Fit the Bayesian Functional Cox Model

library(refundBayes)

refundBayes_FCox <- refundBayes::fcox_bayes(
  survtime ~ X1 + s(tmat, by = lmat * wmat, bs = "cc", k = 10),
  data = Func_Cox_Data,
  cens = Func_Cox_Data$cens,
  runStan = TRUE,
  niter = 1500,
  nwarmup = 500,
  nchain = 3,
  ncores = 3
)

In this call:

• The formula specifies the observed survival time survtime as the response, with one scalar predictor X1 and one functional predictor encoded via s(tmat, by = lmat * wmat, bs = "cc", k = 10).
• The spline basis is evaluated at the time points stored in tmat, and the integration over the domain \(\mathcal{T}\) (determined by tmat) is approximated using the weights in lmat.
• The censoring vector cens is supplied separately, with \(0\) = event observed and \(1\) = censored.
• bs = "cc" uses cyclic cubic regression splines, appropriate for periodic functional predictors (e.g., 24-hour activity patterns).
• k = 10 specifies 10 basis functions.
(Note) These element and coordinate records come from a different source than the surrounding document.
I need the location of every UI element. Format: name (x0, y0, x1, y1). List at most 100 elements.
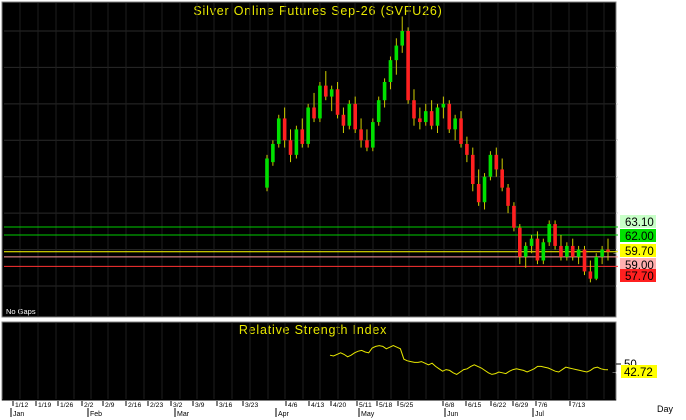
price-level-label: 59.70 (625, 246, 654, 258)
candle-body (318, 85, 322, 119)
y-tick-label: 75.00 (625, 135, 654, 147)
candle-body (488, 154, 493, 177)
candle-body (423, 111, 428, 123)
x-tick-label: 5/25 (400, 402, 413, 409)
candle-body (323, 85, 328, 97)
candle-body (535, 238, 540, 261)
candle-body (418, 118, 422, 123)
candle-body (447, 103, 452, 130)
candle-body (553, 224, 557, 246)
candle-body (265, 158, 269, 188)
candle-body (329, 89, 334, 97)
chart-title: Silver Online Futures Sep-26 (SVFU26) (193, 4, 442, 18)
x-axis-day-label: Day (657, 404, 674, 414)
candle-body (541, 242, 546, 261)
candle-body (412, 100, 416, 119)
candle-body (365, 140, 369, 148)
x-month-label: Jun (447, 411, 458, 418)
candle-body (523, 245, 528, 257)
candle-body (582, 249, 587, 272)
candle-body (341, 114, 346, 126)
x-tick-label: 3/2 (173, 402, 183, 409)
candle-body (506, 187, 510, 206)
candle-body (429, 111, 434, 126)
x-tick-label: 1/19 (38, 402, 51, 409)
x-tick-label: 7/6 (538, 402, 548, 409)
candle-body (406, 31, 410, 101)
candle-body (494, 154, 499, 170)
candle-body (594, 256, 599, 279)
x-tick-label: 6/29 (515, 402, 528, 409)
x-tick-label: 4/13 (311, 402, 324, 409)
candle-body (347, 103, 352, 126)
x-month-label: Jan (13, 411, 24, 418)
candle-body (312, 107, 316, 119)
candle-body (600, 249, 604, 257)
x-tick-label: 3/9 (195, 402, 205, 409)
x-tick-label: 5/11 (359, 402, 372, 409)
price-level-label: 62.00 (625, 231, 654, 243)
candle-body (453, 118, 457, 130)
x-tick-label: 7/13 (572, 402, 585, 409)
candle-body (300, 129, 305, 144)
candle-body (335, 89, 340, 115)
x-tick-label: 2/2 (84, 402, 94, 409)
rsi-last-label: 42.72 (624, 367, 653, 379)
price-panel (1, 1, 617, 318)
candle-body (576, 249, 581, 257)
rsi-title: Relative Strength Index (239, 323, 387, 337)
candle-body (271, 143, 275, 163)
candle-body (441, 103, 446, 108)
x-tick-label: 4/6 (288, 402, 298, 409)
x-tick-label: 1/26 (60, 402, 73, 409)
no-gaps-label: No Gaps (6, 307, 36, 316)
candle-body (282, 118, 287, 141)
x-month-label: May (361, 411, 375, 418)
candle-body (435, 107, 440, 126)
x-month-label: Apr (278, 411, 290, 418)
candle-body (588, 271, 593, 279)
price-level-labels: 63.1062.0059.7059.0057.70 (620, 215, 656, 283)
x-month-label: Feb (90, 411, 102, 418)
x-tick-label: 5/18 (379, 402, 392, 409)
candle-body (570, 245, 575, 257)
x-tick-label: 3/23 (245, 402, 258, 409)
x-tick-label: 2/9 (105, 402, 115, 409)
candle-body (470, 154, 475, 184)
x-tick-label: 6/22 (493, 402, 506, 409)
x-tick-label: 1/12 (15, 402, 28, 409)
candle-body (306, 107, 310, 144)
candle-body (559, 245, 563, 257)
candle-body (394, 45, 399, 61)
candle-body (359, 129, 363, 141)
x-tick-label: 4/20 (333, 402, 346, 409)
price-level-label: 63.10 (625, 217, 654, 229)
x-tick-label: 3/16 (219, 402, 232, 409)
price-level-label: 57.70 (625, 271, 654, 283)
candle-body (606, 249, 610, 252)
x-tick-label: 2/23 (150, 402, 163, 409)
y-tick-label: 85.00 (625, 62, 654, 74)
candle-body (547, 224, 552, 243)
candle-body (388, 60, 393, 82)
candle-body (353, 103, 357, 130)
candle-body (565, 245, 569, 257)
candle-body (518, 227, 522, 257)
candle-body (482, 176, 487, 203)
candle-body (476, 184, 481, 203)
candle-body (288, 140, 293, 155)
x-month-label: Mar (177, 411, 190, 418)
candle-body (459, 118, 463, 144)
rsi-last-marker: → (611, 367, 619, 376)
price-chart[interactable]: Silver Online Futures Sep-26 (SVFU26) No… (0, 0, 686, 420)
candle-body (512, 205, 516, 228)
candle-body (376, 100, 381, 123)
candle-body (400, 31, 405, 46)
candle-body (371, 122, 375, 148)
x-month-label: Jul (535, 411, 544, 418)
y-tick-label: 90.00 (625, 26, 654, 38)
candle-body (382, 82, 387, 101)
x-tick-label: 2/16 (128, 402, 141, 409)
x-tick-label: 6/15 (468, 402, 481, 409)
x-tick-label: 6/8 (445, 402, 455, 409)
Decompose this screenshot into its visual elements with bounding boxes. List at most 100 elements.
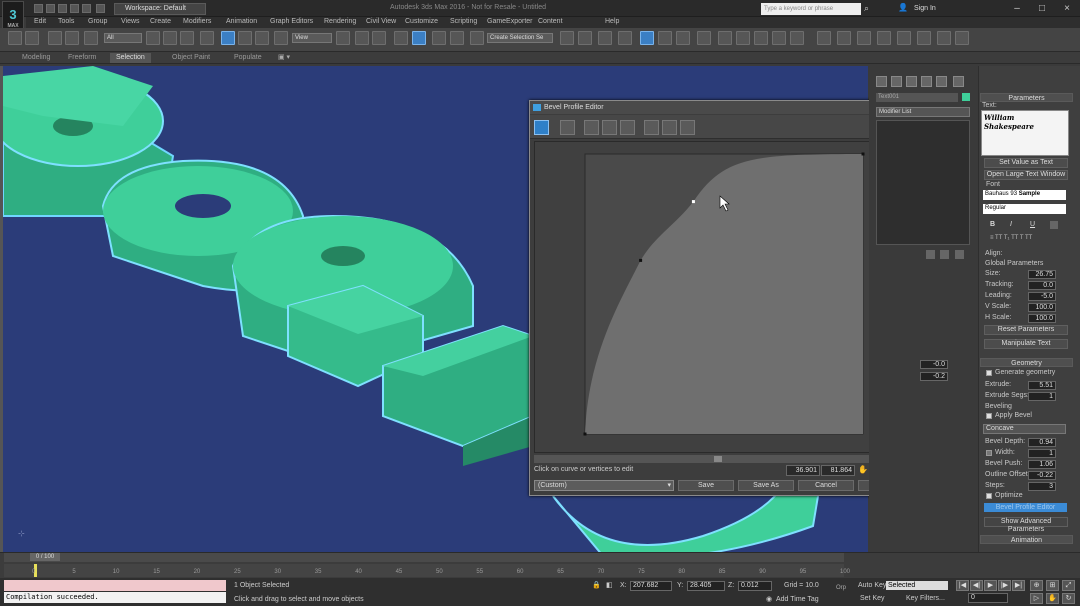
menu-modifiers[interactable]: Modifiers <box>183 18 211 25</box>
pivot-center-icon[interactable] <box>336 31 350 45</box>
extrude-segs-spinner[interactable]: 1 <box>1028 392 1056 401</box>
time-slider-thumb[interactable]: 0 / 100 <box>30 553 60 561</box>
app-logo-button[interactable]: 3 MAX <box>2 1 24 31</box>
modify-tab-icon[interactable] <box>891 76 902 87</box>
angle-snap-icon[interactable] <box>412 31 426 45</box>
toggle-scene-explorer-icon[interactable] <box>598 31 612 45</box>
menu-help[interactable]: Help <box>605 18 619 25</box>
parameters-header[interactable]: Parameters <box>980 93 1073 102</box>
menu-customize[interactable]: Customize <box>405 18 438 25</box>
text-input[interactable]: William Shakespeare <box>981 110 1069 156</box>
previous-frame-icon[interactable]: ◀| <box>970 580 983 591</box>
render-production-icon[interactable] <box>754 31 768 45</box>
select-and-rotate-icon[interactable] <box>238 31 252 45</box>
left-spinner-b[interactable]: -0.2 <box>920 372 948 381</box>
time-tag-icon[interactable]: ◉ <box>766 595 772 603</box>
window-crossing-icon[interactable] <box>200 31 214 45</box>
key-mode-icon[interactable]: Orp <box>836 585 846 591</box>
maximize-viewport-icon[interactable]: ⤢ <box>1062 580 1075 591</box>
wrench-icon[interactable] <box>897 31 911 45</box>
redo-toolbar-icon[interactable] <box>25 31 39 45</box>
containers-icon[interactable] <box>817 31 831 45</box>
coord-system-dropdown[interactable]: View <box>292 33 332 43</box>
z-coord-field[interactable]: 0.012 <box>738 581 772 591</box>
ribbon-tab-object-paint[interactable]: Object Paint <box>166 53 216 63</box>
width-checkbox[interactable] <box>986 450 992 456</box>
text-align-icons[interactable]: ≡ TT T₁ TT T TT <box>990 235 1032 241</box>
x-coord-field[interactable]: 207.682 <box>630 581 672 591</box>
bevel-depth-spinner[interactable]: 0.94 <box>1028 438 1056 447</box>
current-frame-field[interactable]: 0 <box>968 593 1008 603</box>
select-manipulate-icon[interactable] <box>355 31 369 45</box>
curve-vertex[interactable] <box>639 258 643 262</box>
reset-curve-icon[interactable] <box>620 120 635 135</box>
dialog-title-bar[interactable]: Bevel Profile Editor <box>530 101 922 114</box>
lock-selection-icon[interactable]: 🔒 <box>592 581 601 589</box>
ribbon-tab-freeform[interactable]: Freeform <box>62 53 102 63</box>
align-icon[interactable] <box>578 31 592 45</box>
workspace-dropdown[interactable]: Workspace: Default <box>114 3 206 15</box>
render-iterative-icon[interactable] <box>772 31 786 45</box>
unlink-icon[interactable] <box>65 31 79 45</box>
caps-button[interactable] <box>1050 221 1058 229</box>
pin-stack-icon[interactable] <box>926 250 935 259</box>
menu-scripting[interactable]: Scripting <box>450 18 477 25</box>
v-scale-spinner[interactable]: 100.0 <box>1028 303 1056 312</box>
pan-icon[interactable]: ✋ <box>858 465 868 474</box>
new-scene-icon[interactable] <box>34 4 43 13</box>
menu-graph-editors[interactable]: Graph Editors <box>270 18 313 25</box>
show-advanced-parameters-button[interactable]: Show Advanced Parameters <box>984 517 1068 533</box>
font-style-dropdown[interactable]: Regular <box>983 204 1066 214</box>
menu-rendering[interactable]: Rendering <box>324 18 356 25</box>
utilities-tab-icon[interactable] <box>953 76 964 87</box>
hammer-icon[interactable] <box>877 31 891 45</box>
menu-edit[interactable]: Edit <box>34 18 46 25</box>
orbit-icon[interactable]: ↻ <box>1062 593 1075 604</box>
menu-civil-view[interactable]: Civil View <box>366 18 396 25</box>
rectangular-selection-icon[interactable] <box>180 31 194 45</box>
ribbon-tab-populate[interactable]: Populate <box>228 53 268 63</box>
open-bevel-profile-editor-button[interactable]: Bevel Profile Editor <box>984 503 1067 512</box>
ribbon-tab-modeling[interactable]: Modeling <box>16 53 56 63</box>
select-and-scale-icon[interactable] <box>255 31 269 45</box>
configure-modifier-sets-icon[interactable] <box>955 250 964 259</box>
spinner-snap-icon[interactable] <box>450 31 464 45</box>
insert-vertex-icon[interactable] <box>560 120 575 135</box>
keyboard-shortcut-icon[interactable] <box>372 31 386 45</box>
tracking-spinner[interactable]: 0.0 <box>1028 281 1056 290</box>
animation-header[interactable]: Animation <box>980 535 1073 544</box>
field-of-view-icon[interactable]: ▷ <box>1030 593 1043 604</box>
viewport-layout-icon[interactable] <box>955 31 969 45</box>
undo-icon[interactable] <box>70 4 79 13</box>
apply-bevel-checkbox[interactable] <box>986 413 992 419</box>
menu-animation[interactable]: Animation <box>226 18 257 25</box>
save-as-button[interactable]: Save As <box>738 480 794 491</box>
ribbon-options-icon[interactable]: ▣ ▾ <box>278 53 290 61</box>
bind-space-warp-icon[interactable] <box>84 31 98 45</box>
reset-parameters-button[interactable]: Reset Parameters <box>984 325 1068 335</box>
percent-snap-icon[interactable] <box>432 31 446 45</box>
flip-curve-icon[interactable] <box>602 120 617 135</box>
preset-dropdown[interactable]: (Custom) ▾ <box>534 480 674 491</box>
undo-toolbar-icon[interactable] <box>8 31 22 45</box>
rendered-frame-window-icon[interactable] <box>736 31 750 45</box>
render-in-cloud-icon[interactable] <box>790 31 804 45</box>
populate-icon[interactable] <box>937 31 951 45</box>
save-button[interactable]: Save <box>678 480 734 491</box>
menu-create[interactable]: Create <box>150 18 171 25</box>
set-value-as-text-button[interactable]: Set Value as Text <box>984 158 1068 168</box>
select-and-move-icon[interactable] <box>221 31 235 45</box>
bevel-type-dropdown[interactable]: Concave <box>983 424 1066 434</box>
curve-vertex[interactable] <box>691 200 695 204</box>
pan-view-icon[interactable]: ✋ <box>1046 593 1059 604</box>
steps-spinner[interactable]: 3 <box>1028 482 1056 491</box>
hierarchy-tab-icon[interactable] <box>906 76 917 87</box>
outline-offset-spinner[interactable]: -0.22 <box>1028 471 1056 480</box>
select-by-name-icon[interactable] <box>163 31 177 45</box>
vertex-x-field[interactable]: 36.901 <box>786 465 820 476</box>
create-tab-icon[interactable] <box>876 76 887 87</box>
add-time-tag-button[interactable]: Add Time Tag <box>776 596 819 603</box>
maximize-button[interactable]: □ <box>1030 1 1054 16</box>
italic-button[interactable]: I <box>1010 221 1012 228</box>
bezier-corner-icon[interactable] <box>680 120 695 135</box>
In practice, 30–40 basis functions are recommended for moderately smooth functional data on dense grids.
• The intercept argument is not specified and defaults to FALSE, which is appropriate for Cox models due to the identifiability constraint with the baseline hazard.
• The sampler runs 3 chains in parallel, each with 1500 total iterations (500 warmup + 1000 posterior samples).

Visualization

The plot() method for refundBayes objects displays the estimated functional coefficient \(\hat{\beta}(t)\) along with pointwise 95% credible intervals:

library(ggplot2)
plot(refundBayes_FCox)

Extracting Posterior Summaries

Posterior summaries of the functional coefficient can be computed directly from the func_coef element:

## Posterior mean of the functional coefficient
mean_curve <- apply(refundBayes_FCox$func_coef[[1]], 2, mean)

## Pointwise 95% credible interval
upper_curve <- apply(refundBayes_FCox$func_coef[[1]], 2,
                     function(x) quantile(x, prob = 0.975))
lower_curve <- apply(refundBayes_FCox$func_coef[[1]], 2,
                     function(x) quantile(x, prob = 0.025))

The posterior samples in func_coef[[1]] are stored as a \(Q \times M\) matrix, where \(Q\) is the number of posterior samples and \(M\) is the number of time points on the functional domain.

Comparison with Frequentist Results

The Bayesian results can be compared with frequentist estimates obtained via mgcv::gam, which handles Cox proportional hazards models through its cox.ph() family using partial likelihood:

library(mgcv)

## Fit frequentist functional Cox model using mgcv
fit_freq <- gam(
  survtime ~ s(tmat, by = lmat * wmat, bs = "cc", k = 10) + X1,
  data = Func_Cox_Data,
  family = cox.ph(),
  weights = Func_Cox_Data$event
)

## Extract frequentist estimates
freq_result <- plot(fit_freq)

Note that the frequentist approach uses cox.ph() family with partial likelihood and a Breslow-type nonparametric estimator for the baseline hazard, while the Bayesian approach models the baseline hazard parametrically using M-splines. Despite this difference, simulation studies in Jiang et al. (2025) show that both approaches achieve comparable performance in terms of estimation accuracy and coverage.

Inspecting the Generated Stan Code

Setting runStan = FALSE allows you to inspect or modify the Stan code before running the model:

## Generate Stan code without running the sampler
fcox_code <- refundBayes::fcox_bayes(
  survtime ~ X1 + s(tmat, by = lmat * wmat, bs = "cc", k = 10),
  data = Func_Cox_Data,
  cens = Func_Cox_Data$cens,
  runStan = FALSE
)

## Print the generated Stan code
cat(fcox_code$stancode)

The generated Stan code includes a functions block that defines custom log-likelihood functions for the Cox model (cox_log_lpdf for observed events and cox_log_lccdf for censored observations), in addition to the standard data, parameters, and model blocks.